It wasn’t the own goal that killed the Revolution’s chances from getting a win against D.C. United on Saturday. Rather, it was the response that came from it.
Following the moment of misfortune that saw Jose Goncalves put a Cristian Fernandez cross into the New England net, the Revolution showed initiative, but ultimately became all too predictable in the second half of their 2-0 loss at RFK Stadium.
“The own goal hurts, but I think everyone understood it happens in the game,” Heaps told the media after the match. “That said, I thought we rallied well, but maybe too well.”
In many respects, the Revolution could hardly be blamed for playing with a sense of urgency at the start of the second half. After all, they were down a goal to a club that hadn’t won since the previous summer. And the fact that the deficit was self-inflicted likely made the situation seem more than dire than it actually was.
So the Revolution, sensing the need to get one back, went to work to the find the equalizer. The sooner, the better. And that’s exactly how they played -- for better or worse.
“We started to look for ways to win the game in the first five (to) 10 minutes in the second half,” Heaps said, “rather than realizing that any goal would get us back in it whether it came in the 60th minute or the 80th minute. I think we pushed a little hard a little too soon.”
That clear sense of urgency only made a tough situation even tougher. By launching long ball after long ball toward striker Teal Bunbury, pushing for the equalizer in the most direct fashion, the Revolution became predictable.
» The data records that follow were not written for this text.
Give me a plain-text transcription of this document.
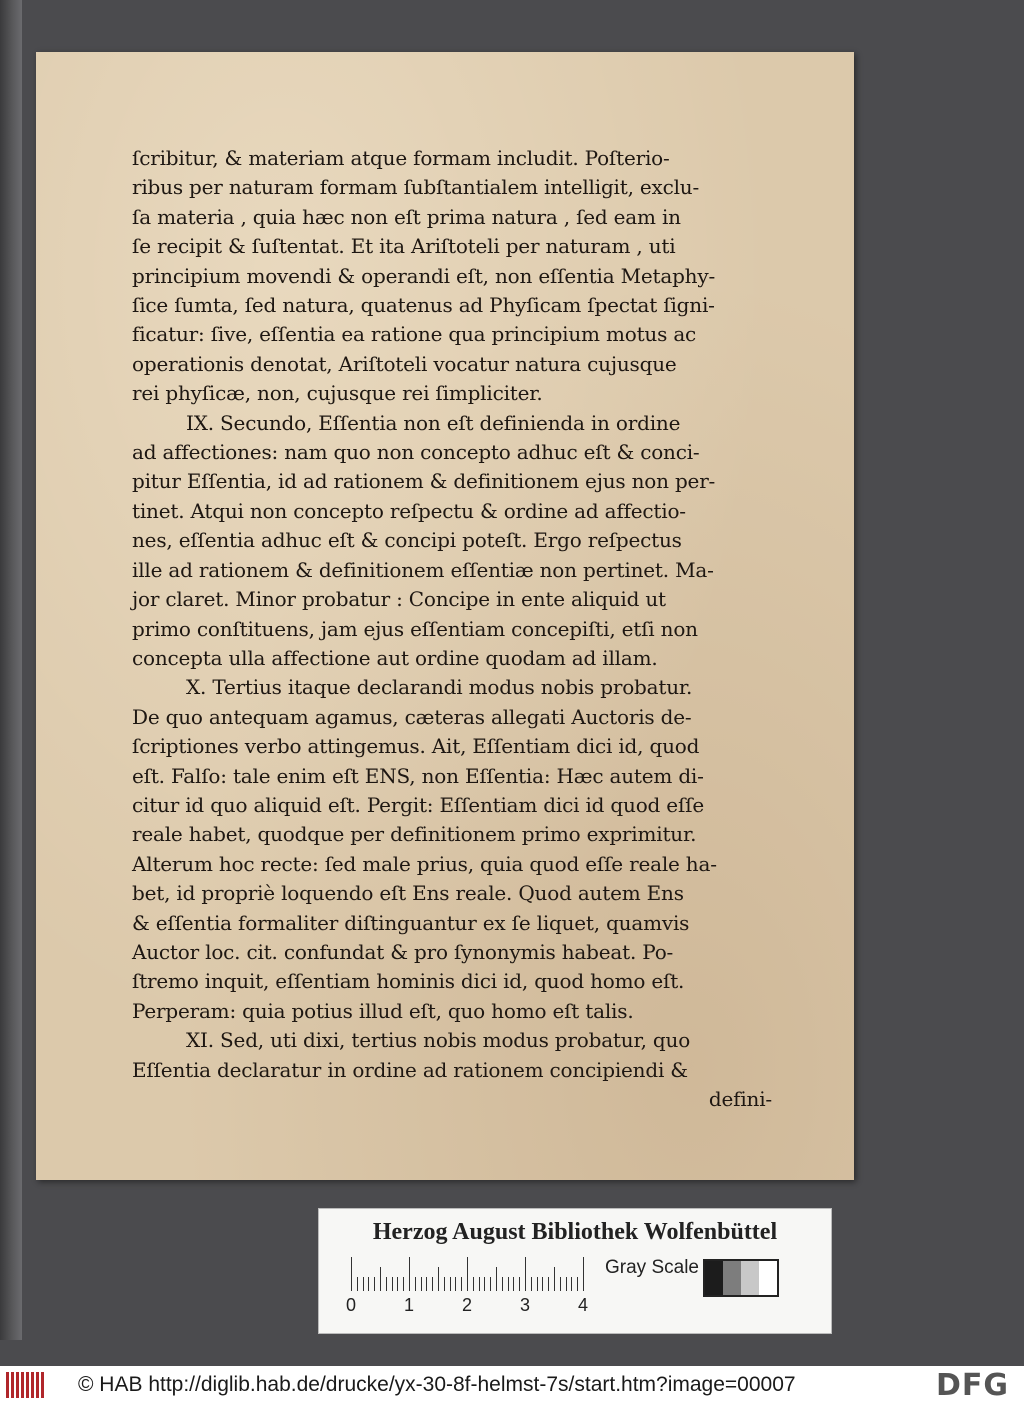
ſcribitur, & materiam atque formam includit. Poſterio-
ribus per naturam formam ſubſtantialem intelligit, exclu-
ſa materia , quia hæc non eſt prima natura , ſed eam in
ſe recipit & ſuſtentat. Et ita Ariſtoteli per naturam , uti
principium movendi & operandi eſt, non eſſentia Metaphy-
ſice ſumta, ſed natura, quatenus ad Phyſicam ſpectat ſigni-
ficatur: ſive, eſſentia ea ratione qua principium motus ac
operationis denotat, Ariſtoteli vocatur natura cujusque
rei phyſicæ, non, cujusque rei ſimpliciter.
IX. Secundo, Eſſentia non eſt definienda in ordine
ad affectiones: nam quo non concepto adhuc eſt & conci-
pitur Eſſentia, id ad rationem & definitionem ejus non per-
tinet. Atqui non concepto reſpectu & ordine ad affectio-
nes, eſſentia adhuc eſt & concipi poteſt. Ergo reſpectus
ille ad rationem & definitionem eſſentiæ non pertinet. Ma-
jor claret. Minor probatur : Concipe in ente aliquid ut
primo conſtituens, jam ejus eſſentiam concepiſti, etſi non
concepta ulla affectione aut ordine quodam ad illam.
X. Tertius itaque declarandi modus nobis probatur.
De quo antequam agamus, cæteras allegati Auctoris de-
ſcriptiones verbo attingemus. Ait, Eſſentiam dici id, quod
eſt. Falſo: tale enim eſt ENS, non Eſſentia: Hæc autem di-
citur id quo aliquid eſt. Pergit: Eſſentiam dici id quod eſſe
reale habet, quodque per definitionem primo exprimitur.
Alterum hoc recte: ſed male prius, quia quod eſſe reale ha-
bet, id propriè loquendo eſt Ens reale. Quod autem Ens
& eſſentia formaliter diſtinguantur ex ſe liquet, quamvis
Auctor loc. cit. confundat & pro ſynonymis habeat. Po-
ſtremo inquit, eſſentiam hominis dici id, quod homo eſt.
Perperam: quia potius illud eſt, quo homo eſt talis.
XI. Sed, uti dixi, tertius nobis modus probatur, quo
Eſſentia declaratur in ordine ad rationem concipiendi &
defini-
Herzog August Bibliothek Wolfenbüttel
Gray Scale
0	1	2	3	4
© HAB http://diglib.hab.de/drucke/yx-30-8f-helmst-7s/start.htm?image=00007	DFG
Not surprisingly, D.C.’s center backs -- Jeff Parke and Bobby Boswell -- picked up on the Revolution’s plan of attack and stationed themselves perfectly in order to win a slew of aerial duels.
But instead of changing their approach, the Revolution continued to play it direct to Bunbury, or anyone else lurking in the final third. Meanwhile, creative players like Diego Fagundez, Daigo Kobayashi and Lee Nguyen found themselves starved of chances.
“I think we could have been a little better trying to probe,” Heaps said. “I think we risked it a little too early when we went after it right at the start of the second half. And, I think they did a good job defending, but we weren’t creative enough.”
The Revolution may have lacked inventiveness in the second half, but a couple of chances managed to fall their way. Not surprisingly, neither came from a sequence involving a long ball.
In the 50th minute, Bunbury grabbed a poor back pass from Fernandez and fired a shot that curled over the bar. Then, in the 73rd minute, Diego Fagundez nearly bicycle kicked a Chris Tierney pass through before it strayed wide of the far post.
To be fair, Heaps, who was ejected from the contest in the 90th minute, doesn’t discount the effort shown out on the pitch on Saturday. His players never backed down in their efforts to bring the match back to level terms.
But the own goal did more than just dig the Revolution into a deficit. It altered their mindset -- as well intentioned as it may have been -- in a way that made the rest of game harder than it had to be.
“I thought we rallied pretty well around it,” Heaps said. “We had the right attitude. Unfortunately, sometimes being overzealous and too early rather than let the game kind of dictate what we needed to do (hurt us).”